Why are we attacking candidates for responsibly handling financial challenges? Notably, at a time when we are celebrating the wave of everyday average people rising up from the ranks to run for office. If someone like Abrams is going to be attacked for her financial choices, what about those of us who do not have her good fortune? Having a major paper trounce on those with financial challenges is not a good look. Absence some showing of bad acts or wrongdoing, we should not tolerate elites shaming candidates for doing what it takes to live.
Folks can snicker if they want upon reading the Atlanta Journal-Constitution’s hack story about Abrams’ reported debt, but it only shows she is a real person like many of us. Many of us have supported parents, younger siblings, and cared for children who are not our own. The continued financial strain on families across Georgia and the country is something that needs our attention. Debt alone does not make someone less capable as a candidate.
We love rag to riches stories like evans. No love for rags to continues to work hard and sometimes struggle but never give up stories. 🙄🤔😒
— Shannon (@astrivingparent) March 15, 2018
Reading and listening to Abrams’ testimonial, I reflected on my background. Also coming from a family that was working poor, I did not have a strong financial knowledge before getting enticed with credit cards and saddled with loan debt.
After I read Abrams’ account, I feel less like a failure because I’m not farther along financially.
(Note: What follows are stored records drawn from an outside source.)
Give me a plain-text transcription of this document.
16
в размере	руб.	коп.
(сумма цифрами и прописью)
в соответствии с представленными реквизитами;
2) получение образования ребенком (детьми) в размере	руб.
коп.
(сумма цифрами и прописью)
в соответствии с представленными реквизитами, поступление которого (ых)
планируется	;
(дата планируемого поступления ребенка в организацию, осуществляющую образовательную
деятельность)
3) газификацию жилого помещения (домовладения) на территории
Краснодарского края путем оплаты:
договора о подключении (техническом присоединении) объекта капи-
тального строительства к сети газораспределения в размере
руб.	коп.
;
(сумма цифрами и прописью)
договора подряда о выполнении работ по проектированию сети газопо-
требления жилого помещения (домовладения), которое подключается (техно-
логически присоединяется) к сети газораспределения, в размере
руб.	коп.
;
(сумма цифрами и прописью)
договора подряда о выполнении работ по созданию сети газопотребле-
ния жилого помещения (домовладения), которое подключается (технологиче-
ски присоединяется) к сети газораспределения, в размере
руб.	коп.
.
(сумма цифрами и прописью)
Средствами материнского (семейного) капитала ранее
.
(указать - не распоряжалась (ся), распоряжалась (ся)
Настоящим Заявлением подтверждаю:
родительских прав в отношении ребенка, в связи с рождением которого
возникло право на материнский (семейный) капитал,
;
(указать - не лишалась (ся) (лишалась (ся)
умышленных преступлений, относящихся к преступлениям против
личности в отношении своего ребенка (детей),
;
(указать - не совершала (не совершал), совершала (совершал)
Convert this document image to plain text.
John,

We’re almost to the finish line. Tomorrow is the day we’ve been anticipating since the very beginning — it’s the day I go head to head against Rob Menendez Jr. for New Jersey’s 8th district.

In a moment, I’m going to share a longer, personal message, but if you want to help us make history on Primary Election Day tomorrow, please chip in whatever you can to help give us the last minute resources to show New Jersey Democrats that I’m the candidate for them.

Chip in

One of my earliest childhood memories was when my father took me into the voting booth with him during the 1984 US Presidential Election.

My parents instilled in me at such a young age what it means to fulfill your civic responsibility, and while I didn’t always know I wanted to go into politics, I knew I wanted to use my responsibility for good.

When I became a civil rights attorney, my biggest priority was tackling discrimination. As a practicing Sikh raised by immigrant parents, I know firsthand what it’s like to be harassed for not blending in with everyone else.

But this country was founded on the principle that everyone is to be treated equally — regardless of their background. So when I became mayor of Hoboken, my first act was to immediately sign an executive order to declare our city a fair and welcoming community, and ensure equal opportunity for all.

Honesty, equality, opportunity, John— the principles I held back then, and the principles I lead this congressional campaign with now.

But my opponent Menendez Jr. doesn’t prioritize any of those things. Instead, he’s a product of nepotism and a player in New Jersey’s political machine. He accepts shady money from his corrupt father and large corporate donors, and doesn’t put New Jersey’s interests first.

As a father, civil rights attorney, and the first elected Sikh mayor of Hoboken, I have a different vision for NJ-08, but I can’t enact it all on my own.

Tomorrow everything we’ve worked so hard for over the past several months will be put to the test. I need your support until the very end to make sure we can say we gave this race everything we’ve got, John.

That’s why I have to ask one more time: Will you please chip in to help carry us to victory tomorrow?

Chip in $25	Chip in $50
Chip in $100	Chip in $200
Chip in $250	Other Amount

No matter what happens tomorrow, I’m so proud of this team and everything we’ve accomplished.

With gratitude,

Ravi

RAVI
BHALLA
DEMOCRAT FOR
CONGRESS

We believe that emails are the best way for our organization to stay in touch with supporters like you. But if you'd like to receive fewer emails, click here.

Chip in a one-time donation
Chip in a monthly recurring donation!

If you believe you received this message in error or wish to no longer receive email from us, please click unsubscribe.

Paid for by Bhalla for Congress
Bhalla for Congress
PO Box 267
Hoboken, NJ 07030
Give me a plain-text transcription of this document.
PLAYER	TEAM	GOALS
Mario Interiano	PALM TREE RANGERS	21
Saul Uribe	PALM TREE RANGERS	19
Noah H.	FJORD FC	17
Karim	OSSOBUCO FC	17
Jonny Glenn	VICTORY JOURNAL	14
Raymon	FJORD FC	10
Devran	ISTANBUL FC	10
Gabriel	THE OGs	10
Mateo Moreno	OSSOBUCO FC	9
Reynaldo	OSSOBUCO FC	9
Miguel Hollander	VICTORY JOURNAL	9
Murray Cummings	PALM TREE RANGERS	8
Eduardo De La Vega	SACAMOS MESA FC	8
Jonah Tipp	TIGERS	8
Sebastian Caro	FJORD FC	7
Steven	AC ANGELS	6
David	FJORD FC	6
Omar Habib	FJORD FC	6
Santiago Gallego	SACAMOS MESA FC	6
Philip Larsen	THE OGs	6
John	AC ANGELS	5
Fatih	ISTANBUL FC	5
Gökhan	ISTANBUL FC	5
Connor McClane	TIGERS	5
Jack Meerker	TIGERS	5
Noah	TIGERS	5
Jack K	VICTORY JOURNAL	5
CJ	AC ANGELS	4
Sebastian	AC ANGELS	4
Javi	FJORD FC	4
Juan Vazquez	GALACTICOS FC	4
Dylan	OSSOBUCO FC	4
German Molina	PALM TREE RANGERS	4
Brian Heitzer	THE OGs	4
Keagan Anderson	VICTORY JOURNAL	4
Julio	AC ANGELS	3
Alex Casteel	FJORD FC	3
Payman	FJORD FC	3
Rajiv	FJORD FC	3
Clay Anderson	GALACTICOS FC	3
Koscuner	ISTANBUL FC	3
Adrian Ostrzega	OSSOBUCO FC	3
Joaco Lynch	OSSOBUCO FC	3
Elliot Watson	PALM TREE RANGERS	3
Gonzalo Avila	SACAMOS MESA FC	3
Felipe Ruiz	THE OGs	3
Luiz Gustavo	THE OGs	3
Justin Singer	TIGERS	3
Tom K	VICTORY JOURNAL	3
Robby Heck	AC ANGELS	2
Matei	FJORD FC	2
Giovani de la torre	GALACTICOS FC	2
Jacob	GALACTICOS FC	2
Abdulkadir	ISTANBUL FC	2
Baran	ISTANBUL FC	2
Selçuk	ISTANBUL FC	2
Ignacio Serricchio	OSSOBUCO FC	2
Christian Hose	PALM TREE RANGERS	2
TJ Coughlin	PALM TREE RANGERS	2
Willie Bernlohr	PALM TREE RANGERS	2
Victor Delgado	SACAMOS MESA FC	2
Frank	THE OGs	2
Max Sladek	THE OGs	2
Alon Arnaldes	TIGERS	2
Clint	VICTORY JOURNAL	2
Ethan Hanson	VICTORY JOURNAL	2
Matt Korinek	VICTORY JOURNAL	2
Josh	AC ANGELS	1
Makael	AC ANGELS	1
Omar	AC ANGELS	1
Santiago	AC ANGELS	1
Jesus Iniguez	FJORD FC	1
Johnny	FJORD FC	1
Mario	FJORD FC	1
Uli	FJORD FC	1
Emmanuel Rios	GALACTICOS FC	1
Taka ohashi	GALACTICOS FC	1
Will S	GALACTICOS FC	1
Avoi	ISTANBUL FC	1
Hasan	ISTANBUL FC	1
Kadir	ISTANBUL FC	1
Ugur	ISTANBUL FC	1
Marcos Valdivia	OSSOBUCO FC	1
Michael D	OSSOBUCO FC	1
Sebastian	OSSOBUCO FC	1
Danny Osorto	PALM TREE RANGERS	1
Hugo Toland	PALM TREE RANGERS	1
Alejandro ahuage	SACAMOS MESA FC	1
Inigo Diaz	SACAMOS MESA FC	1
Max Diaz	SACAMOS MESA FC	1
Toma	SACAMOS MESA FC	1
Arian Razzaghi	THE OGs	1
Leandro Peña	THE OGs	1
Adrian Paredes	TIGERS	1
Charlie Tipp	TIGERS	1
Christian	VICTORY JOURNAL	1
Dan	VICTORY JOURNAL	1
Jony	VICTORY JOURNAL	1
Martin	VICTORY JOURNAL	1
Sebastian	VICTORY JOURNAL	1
Coming out of law school in the midst of the financial crash, my preferred area of practice and location of choice was taken from me. Along the way, different situations occurred that saw me deeper in debt. I financially supported my mother and my siblings at various points in time. It’s real life.
If we don’t embrace this commitment to family and community how do we move the state and the nation forward? As an adult having navigated these complexities, Abrams has the first-hand experience of running a household and managing competing financial interests.
If one applies the financial litmus test implied by the Atlanta Journal-Constitution in this article would, in effect, create a higher threshold to “qualify” for office that many candidates could not meet. What’s next, the return of the poll tax? We should be evaluating candidates on their commitment and platform, not whether they have as much as the next person in their accounts.
Whatever the Atlanta-Journal Constitution was trying to accomplish with this latest piece, it is clear that Abrams understands the challenges of working Georgians first hand. Sadly, the Atlanta-Journal Constitution does not.